Regular exercise can lower triglycerides and hence, we must aim for at least 30 minutes of physical activity on most or all days of the week. Climbing the stairs instead of taking an elevator wherever possible, taking a walk during break and replacing a motorcycle or car with a bicycle can boost physical activities and thereby lower triglycerides.

Dietary Changes

Four main dietary culprits raise triglycerides and they are alcohol, fats, refined carbohydrates and sugars. Alcohol is high in calories and sugar. Thus, it has a predominantly powerful effect on triglycerides. Limiting alcohol intake can lower triglyceride levels.

Moreover, we can trade saturated fat for fat found in plants by using olive and canola oils. People can also opt for fish such as mackerel or salmon which are high in omega-3 fatty acids, instead of red meat to cut down on their calorie intake and thereby reduce triglycerides.

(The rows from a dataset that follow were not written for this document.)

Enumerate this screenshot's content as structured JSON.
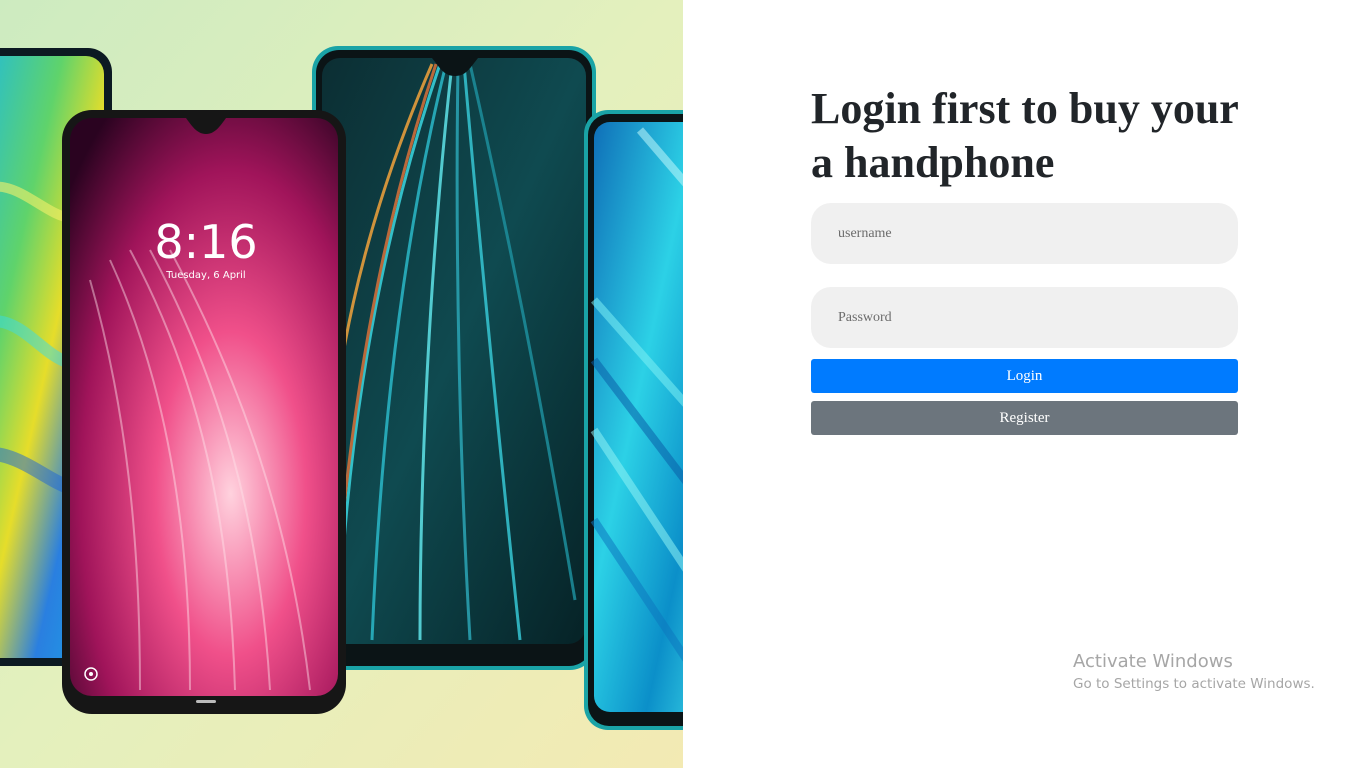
{
  "login": {
    "heading": "Login first to buy your a handphone",
    "username_placeholder": "username",
    "password_placeholder": "Password",
    "login_label": "Login",
    "register_label": "Register"
  },
  "hero": {
    "lockscreen_time": "8:16",
    "lockscreen_date": "Tuesday, 6 April"
  },
  "watermark": {
    "line1": "Activate Windows",
    "line2": "Go to Settings to activate Windows."
  },
  "colors": {
    "primary": "#007bff",
    "secondary": "#6c757d",
    "input_bg": "#f0f0f0",
    "heading": "#212529"
  }
}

Furthermore, we should not skip any meals in our busy daily routine and get rid of the habit of late-night snacking. Choosing fresh fruits instead of frozen fruits helps in limiting the sugar intake. Limiting the intake of starchy vegetables like potatoes, corn, yam and peas can be beneficial. One must also switch over from refined grains to whole wheat, oats or barley to curb unnecessary carbohydrate intake.

Choosing low-fat or non-fat milk and cheese and light yoghurt instead of regular yoghurt can help in minimising the consumption of sugars and result in lowering the triglycerides.


Sometimes dietary and lifestyle changes aren't enough to control high triglycerides and in such cases, the doctor might recommend certain medicines. Statins are cholesterol-lowering medications which may be recommended if the cholesterol levels are low or a person has a history of blocked arteries or diabetes. Fibrate medications, such as fenofibrate and gemfibrozil can lower triglyceride levels. However, doctors may not prescribe fibrates if a person has severe kidney or liver disease.

Supplements containing omega-3 fatty acid which is commonly known as fish oil can reduce triglycerides. But, fish oil if taken in excess can interfere with blood clotting and hence, it is extremely important to take these supplements only after taking the doctor's advice. Another medication which can lower triglycerides is niacin also known as nicotinic acid. This medicine should also be taken after the doctor's suggestion as it may cause certain side effects when taken with other medicines.


Some people have both high triglycerides and high cholesterol, and this combination may also put anyone at a higher risk of cardiovascular diseases. Triglycerides should be periodically checked with lipid panel (lipid profile) test as they do not show any direct symptoms, but have a deep impact on the heart’s health. Medications can help but lifestyle matters the most. Hence, adopting dietary and lifestyle changes along with proper medications can certainly lower triglyceride levels.